Plus de 700 immigrants s'entassent dans le port canarien d'Arguineguín en attendant les résultats des tests PCR

La migration déborde les camps provisoires de réfugiés aux Canaries

AP/JAVIER BAULUZ - Un bateau en bois utilisé par les migrants du Maroc est vu sur la côte de l'île des Canaries le vendredi 16 octobre 2020. Les migrants et les demandeurs d'asile traversent de plus en plus souvent l'océan Atlantique pour atteindre les îles Canaries, dans ce qui est devenu l'une des voies de migration les plus dangereuses vers le territoire européen.

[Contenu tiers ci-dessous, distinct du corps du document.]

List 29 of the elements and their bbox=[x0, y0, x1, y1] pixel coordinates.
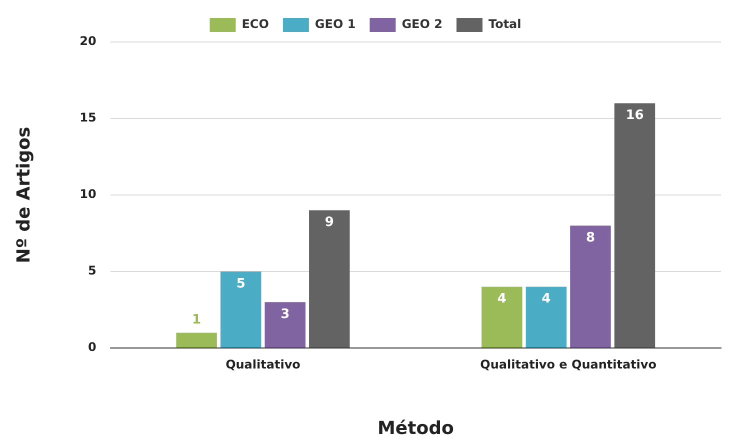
legend-label: ECO bbox=[242, 17, 269, 32]
data-label: 1 bbox=[192, 312, 202, 328]
data-label: 8 bbox=[586, 230, 595, 246]
data-label: 9 bbox=[324, 215, 334, 230]
y-axis-title: Nº de Artigos bbox=[13, 126, 34, 264]
y-tick-label: 15 bbox=[80, 110, 96, 125]
legend-label: GEO 2 bbox=[402, 17, 442, 32]
data-label: 4 bbox=[497, 292, 506, 307]
x-tick-label: Qualitativo bbox=[226, 357, 300, 372]
bar bbox=[526, 286, 567, 348]
bar bbox=[220, 272, 262, 348]
y-tick-label: 0 bbox=[88, 340, 96, 354]
data-label: 3 bbox=[280, 306, 290, 322]
data-label: 5 bbox=[236, 276, 246, 292]
bar bbox=[309, 210, 350, 348]
bar bbox=[264, 302, 306, 348]
x-axis-title: Método bbox=[377, 418, 454, 439]
bar bbox=[482, 286, 522, 348]
bar bbox=[614, 103, 656, 348]
y-tick-label: 10 bbox=[80, 187, 96, 202]
legend-label: GEO 1 bbox=[314, 17, 356, 32]
data-label: 4 bbox=[542, 292, 551, 307]
data-label: 16 bbox=[626, 108, 644, 124]
bar bbox=[176, 332, 217, 348]
legend-label: Total bbox=[488, 17, 522, 32]
x-tick-label: Qualitativo e Quantitativo bbox=[480, 357, 656, 372]
y-tick-label: 20 bbox=[80, 34, 96, 48]
y-tick-label: 5 bbox=[88, 264, 96, 278]
bar bbox=[570, 226, 611, 348]
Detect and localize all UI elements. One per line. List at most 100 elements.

La crise du coronavirus n'arrête pas l'immigration, il y a encore beaucoup de personnes qui mettent leur vie en danger pour atteindre l'Europe de quelque façon que ce soit. Cela a été démontré ce week-end lorsque plus de 600 personnes sont arrivées aux îles Canaries en provenance du continent africain. Ce chiffre a augmenté tout au long de la journée de lundi avec l'arrivée de 300 bateaux supplémentaires qui ont fini par dépasser le port et le campement improvisé d'Arguineguín. 

Dès leur arrivée, ils subissent tous un test PCR pour détecter le coronavirus avant d'être transférés dans d'autres lieux. La situation dans le port canarien d'Arguineguín, dans la ville de Mogán à Las Palmas, est de plus en plus délicate.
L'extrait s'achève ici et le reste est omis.